BACKGROUND:Obesity is a well-known risk factor for public health. Recent studies found that greenness exposure may protect against obesity. However, the accumulated evidence on associations of greenness-obesity is inconsistent and most of them are from developed countries. OBJECTIVES: This study aimed to evaluate the associations of greenness exposure with indicators of peripheral and central obesity. METHODS: This cross-sectional study was based on a Chinese national Sub-Clinical Outcomes of Polluted Air (SCOPA) prospective cohort across 15 provinces, and 5849 participants with average age of 64.7 were included. Surrounding greenness was estimated with the Enhanced Vegetation Index (EVI), which was calculated at each participant's residential addresses within a 250 m buffer. Weight, height and waist circumference (WC) were measured, and body mass index (BMI) and the waist-to-height ratio% (WHtR%) were calculated based on those measurements. The relationships between EVI and obese outcomes were explored using multiple linear regression and logistic regression models. RESULTS: Non-linear associations were observed between EVI and obese indicators. Participants living in Quartile 3 benefited more than in Quartile 4 compared to the lowest quartile (Quartile 1) of greenness.

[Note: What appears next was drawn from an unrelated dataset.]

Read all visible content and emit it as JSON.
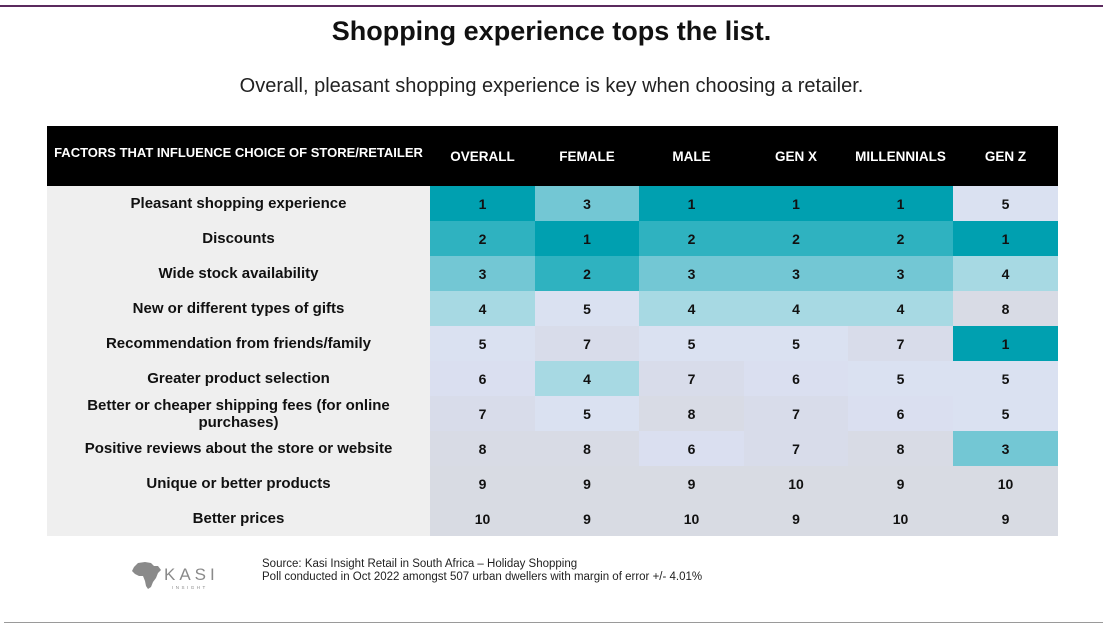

For peripheral obesity, participants living in Quartile 3 of EVI250m had 0.86 kg/m2 (β -0.86, 95% CI: -1.10, -0.61) lower BMI, and 46% (OR 0.54, 95% CI: 0.44-0.66) lower odds of peripheral obesity than in Quartile 1. For central obesity, participants living in Quartile 3 of EVI250m had 1.85 cm (β -1.85, 95% CI: -2.54, -1.15) lower waist circumference, 1.12% (β -1.12, 95% CI: -1.56, -0.67) lower waist-to-height ratio% (WHtR%), and 33% (OR 0.67, 95% CI: 0.57-0.78) lower odds of central obesity than in Quartile 1 of EVI250m. CONCLUSIONS: Higher levels of greenness were statistically significant associated with lower obesity risk.